Here's a stream-of-consciousness dump of the differences:

The printk interface in the kernel is almost always automatically drained
to the device console, at the time of the printk (after the message is dropped
into the log buffer itself).  This extra operation is not needed for most
application-level messages that go into the log, and incurs extra overhead
in the log buffer code.

The printk code is especially designed to be called from within any kernel
context (including interrupt code), and so has some locking avoidance code
paths and complexity that are not needed for code which handles strictly
user-space messages.

Oddly enough, the printk code paths in the kernel can end up doing
a fair amount of print formatting, which can be time-consuming.  The code
path in kmsg_writev() contains at least one kmalloc, which could fail
when running out of memory.  The code path in the logger is much simpler,
consisting really of only a data copy.

Timestamping is not automatically appended to messages going into the
kernel log buffer (but they can be optionally pre-pended, with control
configurable at runtime).  They are represented
as ASCII text, which consumes a little more than twice the overhead of
a 32-bit binary field.  PID and TID are not automatically preserved in
the log. The kernel keeps it's priority in text also, and has no convention
for contextual tagging.  I'm not sure that we should change the
kernel log buffer to support structured binary data, in addition to the
free-form ASCII data that the kernel uses now.
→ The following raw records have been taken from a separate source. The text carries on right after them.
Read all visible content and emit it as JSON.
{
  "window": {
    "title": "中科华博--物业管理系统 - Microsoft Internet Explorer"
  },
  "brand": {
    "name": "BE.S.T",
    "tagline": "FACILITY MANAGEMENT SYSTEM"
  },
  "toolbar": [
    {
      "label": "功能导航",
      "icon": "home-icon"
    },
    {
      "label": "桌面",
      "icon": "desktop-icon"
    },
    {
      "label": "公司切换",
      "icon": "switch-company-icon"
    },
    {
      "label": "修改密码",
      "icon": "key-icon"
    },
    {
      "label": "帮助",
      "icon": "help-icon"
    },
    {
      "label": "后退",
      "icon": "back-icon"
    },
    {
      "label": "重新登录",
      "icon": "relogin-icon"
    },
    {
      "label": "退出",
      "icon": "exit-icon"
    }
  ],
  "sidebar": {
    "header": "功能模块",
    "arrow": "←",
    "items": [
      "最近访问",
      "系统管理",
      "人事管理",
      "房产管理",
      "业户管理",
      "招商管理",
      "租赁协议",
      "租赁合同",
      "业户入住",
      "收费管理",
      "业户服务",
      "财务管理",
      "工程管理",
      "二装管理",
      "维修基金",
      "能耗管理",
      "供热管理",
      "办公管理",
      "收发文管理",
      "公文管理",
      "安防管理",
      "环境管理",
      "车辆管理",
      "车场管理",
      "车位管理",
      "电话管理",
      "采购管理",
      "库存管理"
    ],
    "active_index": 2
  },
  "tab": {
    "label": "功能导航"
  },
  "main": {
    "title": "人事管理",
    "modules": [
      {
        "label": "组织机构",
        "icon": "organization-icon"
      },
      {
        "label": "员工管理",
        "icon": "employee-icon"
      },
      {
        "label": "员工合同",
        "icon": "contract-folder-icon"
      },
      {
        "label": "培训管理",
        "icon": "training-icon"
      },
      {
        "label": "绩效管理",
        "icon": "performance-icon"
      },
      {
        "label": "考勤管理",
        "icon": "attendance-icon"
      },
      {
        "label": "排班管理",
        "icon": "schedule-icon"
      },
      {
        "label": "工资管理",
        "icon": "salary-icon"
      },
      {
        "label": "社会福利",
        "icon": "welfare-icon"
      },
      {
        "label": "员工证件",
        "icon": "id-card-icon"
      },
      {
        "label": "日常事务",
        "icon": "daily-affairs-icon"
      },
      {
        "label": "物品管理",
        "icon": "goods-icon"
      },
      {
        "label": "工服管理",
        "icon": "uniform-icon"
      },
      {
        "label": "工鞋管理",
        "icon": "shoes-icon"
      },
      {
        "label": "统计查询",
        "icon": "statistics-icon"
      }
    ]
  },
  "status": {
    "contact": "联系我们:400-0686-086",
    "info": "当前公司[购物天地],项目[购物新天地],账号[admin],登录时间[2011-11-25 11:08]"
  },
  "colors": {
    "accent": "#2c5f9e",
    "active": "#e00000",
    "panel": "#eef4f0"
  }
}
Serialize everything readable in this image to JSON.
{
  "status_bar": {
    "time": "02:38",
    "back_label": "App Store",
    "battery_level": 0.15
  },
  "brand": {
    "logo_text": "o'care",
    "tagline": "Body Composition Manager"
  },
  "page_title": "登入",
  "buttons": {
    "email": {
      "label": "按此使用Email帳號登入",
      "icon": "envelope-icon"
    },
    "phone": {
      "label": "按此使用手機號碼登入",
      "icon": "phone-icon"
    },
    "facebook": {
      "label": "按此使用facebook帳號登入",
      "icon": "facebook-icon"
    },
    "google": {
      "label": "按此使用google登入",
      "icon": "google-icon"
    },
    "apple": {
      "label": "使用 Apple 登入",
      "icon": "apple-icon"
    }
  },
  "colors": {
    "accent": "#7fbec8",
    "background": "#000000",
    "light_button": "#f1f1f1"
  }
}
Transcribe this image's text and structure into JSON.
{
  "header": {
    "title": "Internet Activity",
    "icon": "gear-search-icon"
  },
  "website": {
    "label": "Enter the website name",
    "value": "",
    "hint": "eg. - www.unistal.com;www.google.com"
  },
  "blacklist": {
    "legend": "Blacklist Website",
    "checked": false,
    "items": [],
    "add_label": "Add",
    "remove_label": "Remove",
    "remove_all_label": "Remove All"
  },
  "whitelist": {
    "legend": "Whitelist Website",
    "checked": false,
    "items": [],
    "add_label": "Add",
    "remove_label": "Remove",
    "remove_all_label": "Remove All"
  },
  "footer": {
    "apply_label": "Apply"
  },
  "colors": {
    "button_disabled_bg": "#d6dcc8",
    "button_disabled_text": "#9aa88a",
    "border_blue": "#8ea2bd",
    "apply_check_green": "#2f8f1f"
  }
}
The kernel log buffer does not support separate channels for different
classes of log messages (indeed, there is only one channel, and it has
kernel messages).  A new system call (or some backwards-compatible tweak
to the existing syslog(2) call would have to be added to support
a channel ID in order to support this.

There *are* some benefits to intermingling the kernel log messages and the
user-space log messages, but I think they are outweighed by the
value in keeping these systems separate.  There might be the opportunity
for code reuse, but I suspect we'd end up with about the same amount
of code increase overall (and possibly an additional syscall), and add
some unneeded complexity to the prink code path to accomplish it.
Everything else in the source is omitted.